Is dus het oordeel omtrent het geldend recht niet denkbaar zonder een keuze, een niet meer logisch te verantwoorden beslissing, omgekeerd is het oordeel over het wenschelijk recht juist omdat het een rechtsoordeel wil zijn, omdat het naar verwerkelijking streeft en niet een utopistisch verlanglijstje is, gebonden aan talrijke gegevens. Het verschil is slechts dat daarbij volstrekt niet van de bestaande rechtsorde in haar geheel, maar van een deel der voor het oogenblik aanvaarde regels wordt geabstraheerd.

11. Wie als rechter vonnist — en nog eens ieder die over een rechtsvraag oordeelt stelt zich op het standpunt van den rechter — zoekt naar innerlijken vrede met de beslissing. Als die bereikt is, zeggen wij dat de beslissing aan ons rechtsbewustzijn beantwoordt. Ik heb dien term tot nog toe vermeden, omdat hij zoo dubbelzinnig is. Want vooreerst wordt hij zoowel gebruikt voor een min of meer algemeen aanvaarden van zekere wenschen naar nieuw recht, dus vrijwel synoniem met publieke opinie, maar ook, beperkt tot de innerlijke ervaring van vrede met een zeker rechtsoordeel, schijnt mij het begrip in beschouwingen als deze weinig bruikbaar. Daarvoor is het te gecompliceerd. Uit het vorige volgt wel dat ik niet met Gierke in het rechtsbewustzijn een primaire niet nader te bepalen categorie van ons geestesleven kan zien. In het bewustzijn van recht zitten elementen van waarneming, van logische beoordeeling, ten slotte van zedelijke keus.

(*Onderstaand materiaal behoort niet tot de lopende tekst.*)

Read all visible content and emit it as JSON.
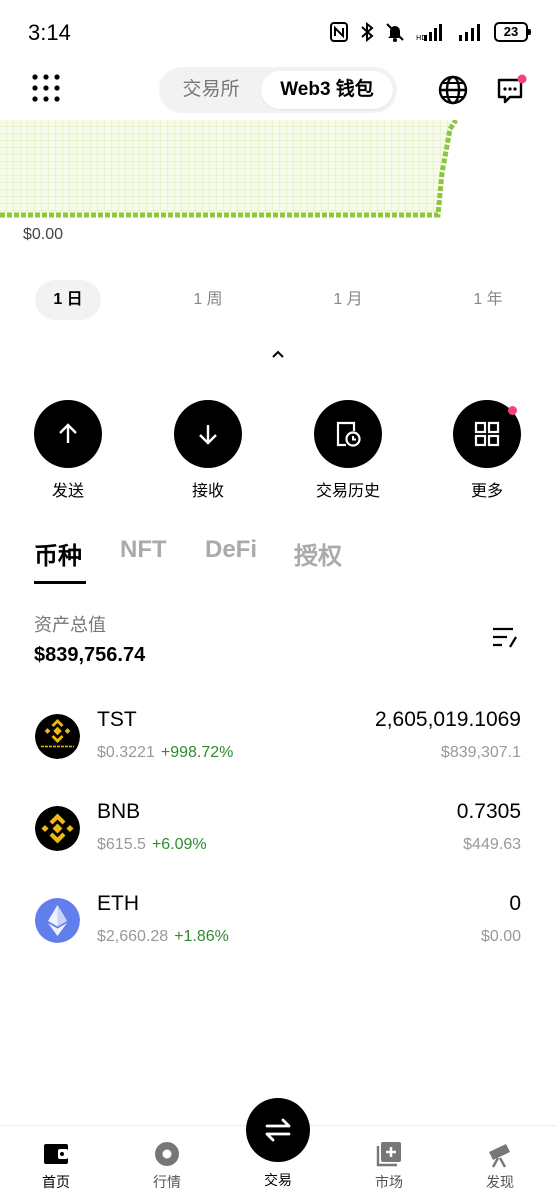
{
  "status_bar": {
    "time": "3:14",
    "battery": "23"
  },
  "header": {
    "tabs": [
      {
        "label": "交易所",
        "active": false
      },
      {
        "label": "Web3 钱包",
        "active": true
      }
    ]
  },
  "chart": {
    "axis_label": "$0.00",
    "accent_color": "#8cc63f"
  },
  "range_tabs": [
    "1 日",
    "1 周",
    "1 月",
    "1 年"
  ],
  "actions": [
    {
      "label": "发送",
      "icon": "arrow-up-icon"
    },
    {
      "label": "接收",
      "icon": "arrow-down-icon"
    },
    {
      "label": "交易历史",
      "icon": "history-icon"
    },
    {
      "label": "更多",
      "icon": "grid-icon"
    }
  ],
  "asset_tabs": [
    "币种",
    "NFT",
    "DeFi",
    "授权"
  ],
  "total": {
    "label": "资产总值",
    "value": "$839,756.74"
  },
  "tokens": [
    {
      "symbol": "TST",
      "price": "$0.3221",
      "change": "+998.72%",
      "balance": "2,605,019.1069",
      "value": "$839,307.1",
      "logo_text": "TEST TOKEN"
    },
    {
      "symbol": "BNB",
      "price": "$615.5",
      "change": "+6.09%",
      "balance": "0.7305",
      "value": "$449.63"
    },
    {
      "symbol": "ETH",
      "price": "$2,660.28",
      "change": "+1.86%",
      "balance": "0",
      "value": "$0.00"
    }
  ],
  "bottom_nav": [
    {
      "label": "首页",
      "icon": "wallet-icon"
    },
    {
      "label": "行情",
      "icon": "market-icon"
    },
    {
      "label": "交易",
      "icon": "swap-icon"
    },
    {
      "label": "市场",
      "icon": "marketplace-icon"
    },
    {
      "label": "发现",
      "icon": "telescope-icon"
    }
  ]
}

Dit is duidelijk als we gerechtigheid als een zedelijk goed en bewustzijn van recht tegenover elkaar stellen. Het is een onderwerp van ethiek de gerechtigheid haar plaats aan te wijzen tegenover waarachtigheid en louterheid. Bewustzijn van recht onderstelt een gemeenschap waarin dat recht geldt of behoort te gelden. Daarmee is de gebondenheid aan allerlei gegevens, ook het zuiver intellectueel element, aangewezen. Maar, zal men zeggen, het komt toch voor dat we een zekere handeling of een bepaalden toestand als onrecht afkeuren, dat wij er intuïtief tegen in opstand komen zonder eenige overweging van logischen aard. Zeker, dat komt voor en dit geval van onrecht is, ik geef het toe, iets anders dan de zedelijke afkeuring. Doch waarin ligt dat andere? Hierin, dat we ons niet bepalen tot de zedelijke afkeuring, maar een reactie eischen tegenover anderen, dat we ons tegelijk met en in de afkeuring van ons in gemeenschap leven bewust worden. We zullen anders staan tegenover een daad die we voor onrecht houden als we haar in eigen land zien gebeuren dan wanneer we in den vreemde vertoeven. Anders weer bij een volk waarvan wij ons in geestesleven geheel vreemd voelen dan bij een volk van soortgelijke cultuur als wij. In het rechtsbewustzijn ervaren we èn het zedelijk oordeelen èn de gemeenschap waartoe we behooren. Dat maakt het tot een zoo gecompliceerd verschijnsel, dat zeker nader

|295|

onderzoek behoeft, maar daaruit vloeit ook voort dat wij hier er verder over moeten zwijgen.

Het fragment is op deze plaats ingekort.